“Hey Siri, call me an ambulance”, you gasp at your phone.
“You would like me to call you ‘Anne Ambulance’?”.
You stare at your phone in disbelief. But your phone doesn’t understand your expressions, because most dialogue systems typically work by first running your speech through an automatic speech recognition system and work on the resulting text.
While the particular exchange I just described can be easily corrected by the verbal content of the utterance alone, it would benefit a dynamic response system to gain a better understanding of context from the non-verbal behavioural cues of the user. Specifically, in this work we try and answer the question: how can we improve the decision making of a dynamic spoken dialogue system by incorporating the rich information in the non-verbal behaviour of the user?
This was one of the first demos I built in my role as a Senior Research Engineer at the Multicomp Lab, Carnegie Mellon University. The project was a collaboration between multiple groups within the Yahoo InMind Project.

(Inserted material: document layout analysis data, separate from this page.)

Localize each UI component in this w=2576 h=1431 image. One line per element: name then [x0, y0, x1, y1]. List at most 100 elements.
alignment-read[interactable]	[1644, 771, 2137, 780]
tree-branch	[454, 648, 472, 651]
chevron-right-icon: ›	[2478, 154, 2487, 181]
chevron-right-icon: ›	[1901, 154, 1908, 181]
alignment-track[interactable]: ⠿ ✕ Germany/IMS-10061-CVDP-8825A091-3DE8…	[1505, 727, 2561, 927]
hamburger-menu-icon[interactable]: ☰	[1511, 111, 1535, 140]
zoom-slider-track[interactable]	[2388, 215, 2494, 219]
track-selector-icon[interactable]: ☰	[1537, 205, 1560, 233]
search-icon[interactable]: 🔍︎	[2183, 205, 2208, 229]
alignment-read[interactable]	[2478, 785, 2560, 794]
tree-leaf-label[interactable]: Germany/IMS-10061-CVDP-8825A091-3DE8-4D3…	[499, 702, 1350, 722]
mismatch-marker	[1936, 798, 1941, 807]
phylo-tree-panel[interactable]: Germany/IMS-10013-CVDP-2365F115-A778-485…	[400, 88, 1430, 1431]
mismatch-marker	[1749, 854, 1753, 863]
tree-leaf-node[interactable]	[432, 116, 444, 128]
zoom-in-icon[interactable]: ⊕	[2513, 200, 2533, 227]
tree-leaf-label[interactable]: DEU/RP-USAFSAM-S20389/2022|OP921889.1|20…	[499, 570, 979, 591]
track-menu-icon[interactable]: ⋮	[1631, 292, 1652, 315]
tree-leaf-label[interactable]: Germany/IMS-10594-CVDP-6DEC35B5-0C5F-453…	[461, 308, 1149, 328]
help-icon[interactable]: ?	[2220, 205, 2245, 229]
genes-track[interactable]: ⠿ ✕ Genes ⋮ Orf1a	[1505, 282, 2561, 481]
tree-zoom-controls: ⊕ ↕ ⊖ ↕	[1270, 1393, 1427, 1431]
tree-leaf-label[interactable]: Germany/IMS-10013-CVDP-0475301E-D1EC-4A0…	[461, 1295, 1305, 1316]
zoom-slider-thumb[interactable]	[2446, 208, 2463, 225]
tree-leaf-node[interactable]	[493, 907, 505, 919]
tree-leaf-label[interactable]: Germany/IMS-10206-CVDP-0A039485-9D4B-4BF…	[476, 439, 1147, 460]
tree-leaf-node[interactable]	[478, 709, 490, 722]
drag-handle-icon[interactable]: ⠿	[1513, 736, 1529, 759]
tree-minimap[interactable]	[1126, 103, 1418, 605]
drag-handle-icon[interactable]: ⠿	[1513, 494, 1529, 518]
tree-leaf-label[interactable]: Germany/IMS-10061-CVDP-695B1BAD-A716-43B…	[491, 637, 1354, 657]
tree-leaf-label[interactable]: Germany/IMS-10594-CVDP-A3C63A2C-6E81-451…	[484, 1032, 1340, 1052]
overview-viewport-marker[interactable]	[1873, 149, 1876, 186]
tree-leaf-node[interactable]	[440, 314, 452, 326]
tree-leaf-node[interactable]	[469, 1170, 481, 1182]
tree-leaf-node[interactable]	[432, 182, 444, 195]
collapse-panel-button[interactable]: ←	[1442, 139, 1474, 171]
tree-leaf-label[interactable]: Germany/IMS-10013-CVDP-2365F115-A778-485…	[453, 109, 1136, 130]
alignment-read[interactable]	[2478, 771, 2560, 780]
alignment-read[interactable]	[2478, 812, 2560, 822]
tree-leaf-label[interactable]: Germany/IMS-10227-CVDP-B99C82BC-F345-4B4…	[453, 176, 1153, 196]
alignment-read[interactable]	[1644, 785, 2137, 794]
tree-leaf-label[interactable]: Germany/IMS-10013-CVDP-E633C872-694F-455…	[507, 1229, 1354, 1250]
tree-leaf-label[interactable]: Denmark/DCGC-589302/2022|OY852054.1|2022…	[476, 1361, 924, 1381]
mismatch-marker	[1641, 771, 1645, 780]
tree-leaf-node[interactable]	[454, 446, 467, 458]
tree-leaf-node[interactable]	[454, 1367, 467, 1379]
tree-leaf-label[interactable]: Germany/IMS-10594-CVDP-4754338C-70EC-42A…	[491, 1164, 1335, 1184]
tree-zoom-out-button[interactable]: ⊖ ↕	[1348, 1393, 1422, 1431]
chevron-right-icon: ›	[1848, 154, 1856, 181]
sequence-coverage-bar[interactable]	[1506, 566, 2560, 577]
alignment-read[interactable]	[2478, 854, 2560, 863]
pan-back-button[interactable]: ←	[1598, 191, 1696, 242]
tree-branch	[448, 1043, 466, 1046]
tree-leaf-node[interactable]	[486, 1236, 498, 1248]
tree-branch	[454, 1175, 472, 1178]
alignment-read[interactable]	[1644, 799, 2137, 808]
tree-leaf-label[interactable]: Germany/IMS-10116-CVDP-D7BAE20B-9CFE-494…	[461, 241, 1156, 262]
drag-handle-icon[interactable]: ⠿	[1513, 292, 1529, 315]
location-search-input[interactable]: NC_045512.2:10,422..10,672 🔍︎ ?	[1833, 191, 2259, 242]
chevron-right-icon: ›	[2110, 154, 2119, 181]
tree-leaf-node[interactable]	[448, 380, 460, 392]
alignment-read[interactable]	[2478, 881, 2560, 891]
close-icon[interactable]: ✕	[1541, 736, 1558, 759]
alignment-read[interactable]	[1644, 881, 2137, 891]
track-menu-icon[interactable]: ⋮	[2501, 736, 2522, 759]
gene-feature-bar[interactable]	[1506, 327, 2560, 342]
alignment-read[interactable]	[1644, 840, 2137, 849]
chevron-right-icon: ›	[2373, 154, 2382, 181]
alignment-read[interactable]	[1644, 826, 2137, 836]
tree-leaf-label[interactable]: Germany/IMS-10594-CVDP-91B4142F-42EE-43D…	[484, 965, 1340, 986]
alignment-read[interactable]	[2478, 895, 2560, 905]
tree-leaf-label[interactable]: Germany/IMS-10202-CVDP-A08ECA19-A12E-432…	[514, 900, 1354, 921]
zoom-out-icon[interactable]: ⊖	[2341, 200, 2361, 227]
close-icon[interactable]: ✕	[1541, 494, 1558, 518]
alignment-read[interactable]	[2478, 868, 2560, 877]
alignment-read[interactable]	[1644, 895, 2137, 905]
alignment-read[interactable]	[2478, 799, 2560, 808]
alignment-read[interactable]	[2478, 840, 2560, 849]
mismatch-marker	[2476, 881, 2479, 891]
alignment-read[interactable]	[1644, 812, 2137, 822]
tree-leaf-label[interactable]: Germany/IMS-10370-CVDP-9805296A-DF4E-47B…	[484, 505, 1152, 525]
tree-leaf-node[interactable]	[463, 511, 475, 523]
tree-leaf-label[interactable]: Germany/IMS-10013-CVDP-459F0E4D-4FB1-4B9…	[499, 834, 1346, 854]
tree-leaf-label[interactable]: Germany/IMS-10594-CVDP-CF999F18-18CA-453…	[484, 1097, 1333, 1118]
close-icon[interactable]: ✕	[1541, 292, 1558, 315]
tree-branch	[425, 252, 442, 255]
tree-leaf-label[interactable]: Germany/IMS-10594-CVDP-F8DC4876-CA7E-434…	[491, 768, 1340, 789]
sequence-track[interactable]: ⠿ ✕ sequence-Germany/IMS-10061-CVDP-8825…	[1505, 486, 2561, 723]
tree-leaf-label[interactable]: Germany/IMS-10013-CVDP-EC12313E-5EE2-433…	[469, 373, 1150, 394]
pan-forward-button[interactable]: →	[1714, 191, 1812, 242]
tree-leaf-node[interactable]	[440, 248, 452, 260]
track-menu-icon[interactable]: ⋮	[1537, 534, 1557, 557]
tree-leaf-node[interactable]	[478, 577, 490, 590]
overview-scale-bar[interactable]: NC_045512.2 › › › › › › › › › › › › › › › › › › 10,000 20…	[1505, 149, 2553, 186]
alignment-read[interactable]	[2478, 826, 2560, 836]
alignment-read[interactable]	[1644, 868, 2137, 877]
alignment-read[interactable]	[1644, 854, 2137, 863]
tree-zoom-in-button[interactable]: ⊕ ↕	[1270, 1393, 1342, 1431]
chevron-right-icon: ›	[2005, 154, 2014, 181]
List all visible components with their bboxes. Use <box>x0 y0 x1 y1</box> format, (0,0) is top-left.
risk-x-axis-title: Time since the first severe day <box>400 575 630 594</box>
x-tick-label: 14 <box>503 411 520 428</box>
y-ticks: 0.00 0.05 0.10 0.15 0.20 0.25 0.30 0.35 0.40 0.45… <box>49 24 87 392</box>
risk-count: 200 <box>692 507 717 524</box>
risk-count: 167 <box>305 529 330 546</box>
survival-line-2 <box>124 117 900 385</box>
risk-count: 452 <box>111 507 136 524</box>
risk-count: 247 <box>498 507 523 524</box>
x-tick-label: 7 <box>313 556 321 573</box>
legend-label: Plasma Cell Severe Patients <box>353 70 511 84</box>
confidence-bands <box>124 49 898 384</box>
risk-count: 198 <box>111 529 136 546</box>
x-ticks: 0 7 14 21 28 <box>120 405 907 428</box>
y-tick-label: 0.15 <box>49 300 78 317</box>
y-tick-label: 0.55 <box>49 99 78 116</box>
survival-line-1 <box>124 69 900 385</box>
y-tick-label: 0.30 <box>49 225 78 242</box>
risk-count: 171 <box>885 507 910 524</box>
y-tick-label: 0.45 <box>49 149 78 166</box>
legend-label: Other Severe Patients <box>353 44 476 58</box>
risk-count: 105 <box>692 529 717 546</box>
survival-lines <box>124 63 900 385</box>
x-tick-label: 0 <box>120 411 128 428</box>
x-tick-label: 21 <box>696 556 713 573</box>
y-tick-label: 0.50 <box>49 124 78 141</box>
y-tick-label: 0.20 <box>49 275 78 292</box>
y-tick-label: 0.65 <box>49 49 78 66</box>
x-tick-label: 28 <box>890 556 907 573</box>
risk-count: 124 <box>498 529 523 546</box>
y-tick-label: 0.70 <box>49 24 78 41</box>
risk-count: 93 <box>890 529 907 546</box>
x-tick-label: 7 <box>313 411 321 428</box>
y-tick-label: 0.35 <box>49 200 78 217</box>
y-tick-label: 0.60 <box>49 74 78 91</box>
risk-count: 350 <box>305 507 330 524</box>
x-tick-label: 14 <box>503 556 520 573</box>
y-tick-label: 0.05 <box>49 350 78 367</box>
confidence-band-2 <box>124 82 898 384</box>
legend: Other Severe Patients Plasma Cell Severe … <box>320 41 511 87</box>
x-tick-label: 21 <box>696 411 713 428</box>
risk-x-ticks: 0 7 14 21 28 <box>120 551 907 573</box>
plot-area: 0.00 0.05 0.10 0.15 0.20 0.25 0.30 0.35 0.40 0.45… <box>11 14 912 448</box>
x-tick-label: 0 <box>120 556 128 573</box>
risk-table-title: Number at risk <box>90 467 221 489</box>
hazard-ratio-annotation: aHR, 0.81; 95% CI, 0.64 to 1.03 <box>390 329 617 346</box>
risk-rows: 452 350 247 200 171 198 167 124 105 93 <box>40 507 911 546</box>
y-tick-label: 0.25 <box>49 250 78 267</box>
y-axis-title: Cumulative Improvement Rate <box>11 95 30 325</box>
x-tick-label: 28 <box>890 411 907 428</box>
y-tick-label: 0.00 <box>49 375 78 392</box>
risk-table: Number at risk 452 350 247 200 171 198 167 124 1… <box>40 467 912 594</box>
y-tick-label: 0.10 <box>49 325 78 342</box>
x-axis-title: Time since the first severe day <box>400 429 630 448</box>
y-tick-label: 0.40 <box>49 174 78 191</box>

My specific contribution here was to build a realtime module that estimates a user’s confusion or surprise from a video of their face, and integrate the system into a dynamic spoken dialgoue system that resided on the user’s mobile phone. The integration started with receiving the video from a video server routing the feed from the phone’s front-facing camera. I then extracted the facial action units using the platform Multisense that we built within our group, and estimated confusion and surprise as a linear combination of the appropriate action units. These estimates where then broadcasted back to the response system running on the mobile phone.
I went with ZeroMQ for the messaging backbone, and used a pub-sub model for the communication, supporting multiple consumers for the processed behaviour information on my end.